Your grandfather was a sheet metal worker and your father started T.H. Martin in 1985. Was the sheet metal industry always your career plan?
I actually majored in health and human services, so I was planning on looking at other options.
My dad winded up securing a major job at the Cleveland Hopkins airport and needed a project manager. The fact that I’ve been around a sheet metal shop all my life, I knew a lot of the key people; I knew a lot of our employees. I drove the truck. I swept the shop. So at that time when I graduated, he was really looking for some help on the project manager side, so I got into a project management role as soon as I graduated.
Your business evolved from strictly sheet metal to being a full-service mechanical contractor. How did relationships play a role in this?

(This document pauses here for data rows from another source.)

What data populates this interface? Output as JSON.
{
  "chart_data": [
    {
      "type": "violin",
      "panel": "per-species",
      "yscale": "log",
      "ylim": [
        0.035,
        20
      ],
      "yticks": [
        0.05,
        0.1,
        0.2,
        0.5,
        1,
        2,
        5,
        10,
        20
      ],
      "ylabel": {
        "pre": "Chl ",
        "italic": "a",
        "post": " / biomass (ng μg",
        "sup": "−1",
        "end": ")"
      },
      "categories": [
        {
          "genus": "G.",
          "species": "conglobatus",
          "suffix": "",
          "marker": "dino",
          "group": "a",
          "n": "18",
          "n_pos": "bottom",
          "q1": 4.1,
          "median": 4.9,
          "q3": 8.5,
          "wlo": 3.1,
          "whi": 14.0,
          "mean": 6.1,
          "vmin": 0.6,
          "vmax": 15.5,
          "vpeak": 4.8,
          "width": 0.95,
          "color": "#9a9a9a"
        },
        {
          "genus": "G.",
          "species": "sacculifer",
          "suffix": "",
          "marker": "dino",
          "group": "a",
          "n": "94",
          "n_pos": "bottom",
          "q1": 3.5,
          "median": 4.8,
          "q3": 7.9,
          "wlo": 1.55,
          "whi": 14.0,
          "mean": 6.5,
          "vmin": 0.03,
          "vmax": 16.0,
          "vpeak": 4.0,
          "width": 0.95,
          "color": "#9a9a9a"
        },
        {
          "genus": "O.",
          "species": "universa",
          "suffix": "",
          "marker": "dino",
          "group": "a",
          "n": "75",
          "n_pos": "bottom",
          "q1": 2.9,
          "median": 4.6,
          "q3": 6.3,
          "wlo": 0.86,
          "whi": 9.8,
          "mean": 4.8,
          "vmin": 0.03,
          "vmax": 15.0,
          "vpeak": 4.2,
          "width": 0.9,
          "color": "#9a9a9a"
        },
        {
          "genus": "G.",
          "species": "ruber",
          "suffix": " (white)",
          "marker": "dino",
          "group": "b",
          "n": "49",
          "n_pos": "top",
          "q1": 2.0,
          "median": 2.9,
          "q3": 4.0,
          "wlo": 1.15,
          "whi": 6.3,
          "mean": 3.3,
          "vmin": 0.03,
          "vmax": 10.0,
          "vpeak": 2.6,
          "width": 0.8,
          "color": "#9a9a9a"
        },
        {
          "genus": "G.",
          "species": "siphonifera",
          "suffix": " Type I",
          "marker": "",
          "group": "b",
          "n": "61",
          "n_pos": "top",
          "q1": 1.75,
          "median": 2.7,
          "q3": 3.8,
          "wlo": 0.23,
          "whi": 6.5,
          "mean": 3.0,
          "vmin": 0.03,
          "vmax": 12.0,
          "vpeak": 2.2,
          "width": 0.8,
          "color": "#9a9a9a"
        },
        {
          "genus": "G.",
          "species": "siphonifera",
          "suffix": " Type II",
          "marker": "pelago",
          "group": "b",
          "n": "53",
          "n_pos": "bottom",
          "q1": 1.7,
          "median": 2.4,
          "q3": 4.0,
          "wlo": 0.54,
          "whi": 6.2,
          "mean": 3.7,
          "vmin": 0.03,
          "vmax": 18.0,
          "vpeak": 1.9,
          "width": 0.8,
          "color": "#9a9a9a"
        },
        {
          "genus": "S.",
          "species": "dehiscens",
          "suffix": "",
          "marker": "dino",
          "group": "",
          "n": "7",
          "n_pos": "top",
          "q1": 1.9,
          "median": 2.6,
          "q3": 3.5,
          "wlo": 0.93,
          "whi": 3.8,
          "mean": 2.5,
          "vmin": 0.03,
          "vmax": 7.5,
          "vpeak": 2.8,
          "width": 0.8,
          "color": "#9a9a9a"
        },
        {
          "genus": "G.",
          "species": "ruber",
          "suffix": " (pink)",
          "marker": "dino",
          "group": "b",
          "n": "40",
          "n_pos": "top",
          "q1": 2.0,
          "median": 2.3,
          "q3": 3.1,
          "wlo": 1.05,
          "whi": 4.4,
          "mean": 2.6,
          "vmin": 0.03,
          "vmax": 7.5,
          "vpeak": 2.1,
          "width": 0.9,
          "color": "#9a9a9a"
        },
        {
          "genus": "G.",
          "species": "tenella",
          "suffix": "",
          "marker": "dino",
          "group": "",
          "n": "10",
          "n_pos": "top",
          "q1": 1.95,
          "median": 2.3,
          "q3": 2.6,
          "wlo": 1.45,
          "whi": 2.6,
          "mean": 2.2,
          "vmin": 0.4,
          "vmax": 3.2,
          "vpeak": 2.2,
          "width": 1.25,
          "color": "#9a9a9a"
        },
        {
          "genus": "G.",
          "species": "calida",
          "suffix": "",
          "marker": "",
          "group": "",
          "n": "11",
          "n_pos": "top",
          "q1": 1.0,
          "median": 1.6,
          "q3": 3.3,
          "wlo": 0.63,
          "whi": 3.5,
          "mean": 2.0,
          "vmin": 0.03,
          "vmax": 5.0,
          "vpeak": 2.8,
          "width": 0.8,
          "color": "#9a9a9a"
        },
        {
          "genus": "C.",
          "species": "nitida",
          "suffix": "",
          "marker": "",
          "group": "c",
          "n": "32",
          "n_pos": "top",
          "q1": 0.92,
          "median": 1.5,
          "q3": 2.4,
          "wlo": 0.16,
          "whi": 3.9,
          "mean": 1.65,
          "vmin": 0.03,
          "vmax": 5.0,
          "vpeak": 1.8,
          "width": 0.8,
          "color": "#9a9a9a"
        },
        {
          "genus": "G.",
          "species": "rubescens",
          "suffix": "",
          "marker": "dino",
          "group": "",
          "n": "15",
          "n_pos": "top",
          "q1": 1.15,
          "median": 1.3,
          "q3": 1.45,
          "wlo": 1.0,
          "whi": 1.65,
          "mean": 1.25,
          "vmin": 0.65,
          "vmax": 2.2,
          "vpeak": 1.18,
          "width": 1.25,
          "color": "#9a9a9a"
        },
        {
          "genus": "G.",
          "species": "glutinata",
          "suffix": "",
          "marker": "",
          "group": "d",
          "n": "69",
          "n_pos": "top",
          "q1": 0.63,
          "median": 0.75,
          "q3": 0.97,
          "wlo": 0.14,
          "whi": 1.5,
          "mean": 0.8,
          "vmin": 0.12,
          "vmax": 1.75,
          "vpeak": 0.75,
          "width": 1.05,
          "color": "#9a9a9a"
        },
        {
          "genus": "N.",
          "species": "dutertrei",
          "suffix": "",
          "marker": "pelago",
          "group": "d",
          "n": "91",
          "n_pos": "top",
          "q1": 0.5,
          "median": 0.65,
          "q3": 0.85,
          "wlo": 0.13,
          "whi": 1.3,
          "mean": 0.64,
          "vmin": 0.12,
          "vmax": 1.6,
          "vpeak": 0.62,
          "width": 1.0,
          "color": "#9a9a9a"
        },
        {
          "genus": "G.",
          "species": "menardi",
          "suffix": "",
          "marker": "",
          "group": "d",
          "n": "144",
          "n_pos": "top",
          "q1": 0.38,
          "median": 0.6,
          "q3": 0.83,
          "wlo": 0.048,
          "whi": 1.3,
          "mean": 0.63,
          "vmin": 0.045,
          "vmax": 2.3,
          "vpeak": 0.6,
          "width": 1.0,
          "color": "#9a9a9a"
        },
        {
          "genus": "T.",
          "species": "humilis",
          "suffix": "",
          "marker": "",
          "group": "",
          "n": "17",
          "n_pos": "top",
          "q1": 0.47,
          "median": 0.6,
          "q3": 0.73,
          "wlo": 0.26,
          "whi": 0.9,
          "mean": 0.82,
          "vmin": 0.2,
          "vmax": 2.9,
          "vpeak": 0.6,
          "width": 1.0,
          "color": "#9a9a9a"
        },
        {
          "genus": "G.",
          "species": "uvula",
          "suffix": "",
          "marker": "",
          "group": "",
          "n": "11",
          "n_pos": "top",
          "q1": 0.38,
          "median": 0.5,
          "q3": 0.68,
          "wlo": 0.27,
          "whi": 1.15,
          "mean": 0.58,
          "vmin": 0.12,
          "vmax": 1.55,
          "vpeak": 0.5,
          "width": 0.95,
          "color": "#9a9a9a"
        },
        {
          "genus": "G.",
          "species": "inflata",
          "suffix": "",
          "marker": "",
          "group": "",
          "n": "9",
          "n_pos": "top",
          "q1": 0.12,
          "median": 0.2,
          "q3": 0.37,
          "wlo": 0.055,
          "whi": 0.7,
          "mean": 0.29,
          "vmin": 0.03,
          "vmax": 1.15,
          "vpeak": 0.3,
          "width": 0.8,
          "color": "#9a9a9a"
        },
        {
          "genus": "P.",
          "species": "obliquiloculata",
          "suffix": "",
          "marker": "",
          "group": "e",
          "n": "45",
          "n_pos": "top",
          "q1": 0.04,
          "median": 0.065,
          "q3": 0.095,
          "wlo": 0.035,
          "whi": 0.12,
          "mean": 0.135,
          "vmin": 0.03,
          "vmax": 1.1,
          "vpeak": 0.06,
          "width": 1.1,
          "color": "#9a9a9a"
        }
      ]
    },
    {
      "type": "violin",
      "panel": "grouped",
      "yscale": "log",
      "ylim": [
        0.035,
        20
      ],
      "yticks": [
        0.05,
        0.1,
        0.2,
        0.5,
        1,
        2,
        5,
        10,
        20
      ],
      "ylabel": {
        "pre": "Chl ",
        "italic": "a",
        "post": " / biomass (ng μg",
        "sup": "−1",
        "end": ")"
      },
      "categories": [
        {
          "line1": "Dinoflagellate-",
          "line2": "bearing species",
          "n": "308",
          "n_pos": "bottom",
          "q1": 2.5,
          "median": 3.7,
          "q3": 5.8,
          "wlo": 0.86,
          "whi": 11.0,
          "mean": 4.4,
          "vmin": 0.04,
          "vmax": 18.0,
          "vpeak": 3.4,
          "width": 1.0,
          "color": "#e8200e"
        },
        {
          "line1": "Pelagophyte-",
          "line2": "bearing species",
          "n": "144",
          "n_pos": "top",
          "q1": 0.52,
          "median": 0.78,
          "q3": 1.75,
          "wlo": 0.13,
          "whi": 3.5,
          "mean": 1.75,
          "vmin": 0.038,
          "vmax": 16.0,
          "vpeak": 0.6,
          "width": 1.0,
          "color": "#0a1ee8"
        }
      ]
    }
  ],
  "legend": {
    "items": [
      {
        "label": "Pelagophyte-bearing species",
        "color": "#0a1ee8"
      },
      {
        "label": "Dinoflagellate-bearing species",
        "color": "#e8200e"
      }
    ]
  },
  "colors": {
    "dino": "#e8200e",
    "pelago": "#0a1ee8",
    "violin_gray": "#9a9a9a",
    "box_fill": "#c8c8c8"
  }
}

I think our business is still relationship driven, relationships with your vendors, your reps, your employees, other trades, construction managers, general contractors — it’s just a relationship business. To get the jobs done in a timely fashion and meet schedules, you have to collaborate, you have to work together.
You mentioned that you went to Ohio University on a football scholarship as a free safety. Is this a football metaphor?
It reminded me of sports. You may not like everybody on your team, you may not get along with everyone on your team, but you got to find a way to work together to make the project be successful. So I like that aspect of it.
Considering everything you are involved with in the industry, it sounds like you are still a team player.
Absolutely. I am heavily engaged with SMACNA — especially when it comes to the resources that SMACNA provides in the areas of safety, business management, technical resources like how to fabricate, lean principles, those types of things. I can implement those resources back in our business. So, I am helping writing these manuals. So I do take pieces and parts back to our company and implement them where we see fit.
How have rising steel prices affected your industry?
With regards to tariffs, yes we see price upticks throughout this past year. As a contractor, you just have to make sure you are getting information about where prices are going to forecast and make sure you have your estimates covered. .
So, it goes back to your point of having good relationships.
Whoever you are buying your steel from, you have to make sure you are communicating and getting updates from them so you kind of know where the pricing is going for future bids and proposals.
What does T.H. Martin strive to communicate to its customer?
That we can offer a bunch of options in regards to pricing and designing, energy efficiency and equipment, if needed. We’re the experts on construction and how to build it. We can offer our contractors multiple ways of building it and with price points associated. And if you want to get into lean lead credits, energy efficiency, we can get into that, too.